Ghandi et al. have estimate the average duration of time between oral consumption and germination to be roughly 4-6 hours (Gandhi. 1988). This, alone, obviously isn’t a major advantage. Rather than the time to germination, it is their ability to germinate in the intestinal tract, at all, that makes them stand out of the probiotic crowd.

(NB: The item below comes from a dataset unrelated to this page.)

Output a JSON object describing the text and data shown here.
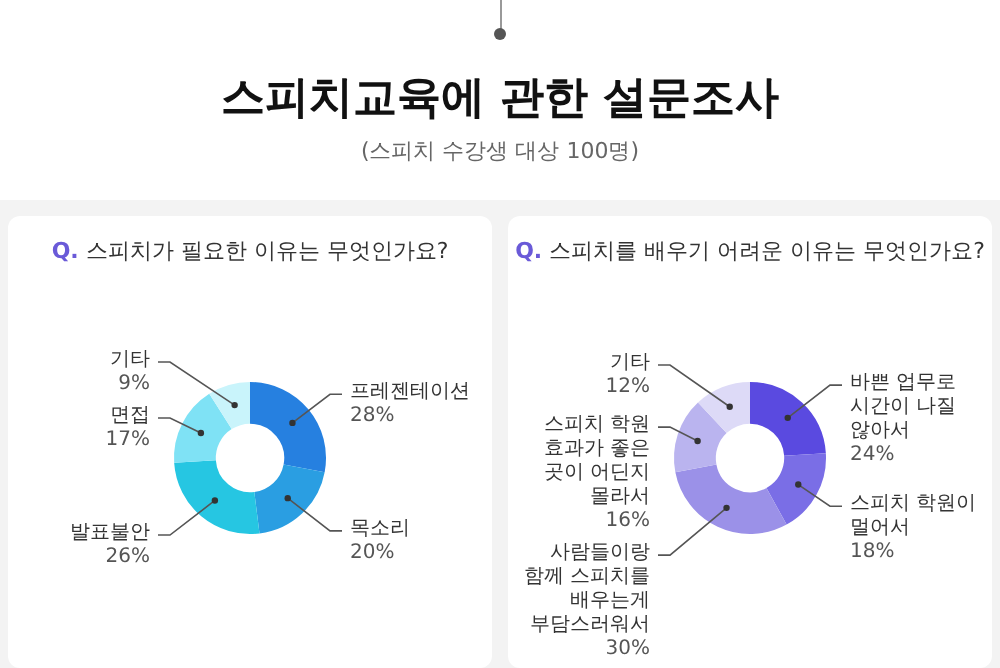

With a 85% survival rate (meaning 85% of the starting material reaching the intestinal tract intact), B coagulans is the #1 among easily obtainable probiotics when it comes to becoming metabolically active in the intestines (other species such as lactobacilli require special treatment like micro-encapsulation to achieve similar absorption rates | Kailasapathy. 2000).

Once they are there, B. cuagulans does practically the same as the often hailed lactobacillii strains: it produces levorotatory L(+)lactic acid (Ong. 2016), the form most readily metabolized in glycogen synthesis by the body (i.e., the isomeric form that would not be expected to contribute to metabolic acidosis).

What is particularly intriguing, though, is that they do so without superseeding their ‘regular’ cousins, because the colonization is transient and the spores of B. coagulans are excreted slowly via the feces for approximately seven days after discontinuation of administration (Majeed. 1998).

Wait – If it doesn’t stay, how does it work?

As Jurenka et al. highlight in their previously referenced review, B. cuagulans will, despite the transient of this organism in the digestive tract, “produce a shift in the intestinal environment in support of a complex gastrointestinal flora” (Jurenka. 2012). In pigs which constitute the best animal model for the human digestive tract, for example, they have been shown to reduce ‘bad’ bacteria as effectively as antibiotics (Adami. 1999) – and they do that without negative impact on any of the ‘good’ bacteria which makes them the ideal , and meanwhile scientifically proven – alternative for the chronic administration of antibiotics in livestock breeding (Zhenya. 2015).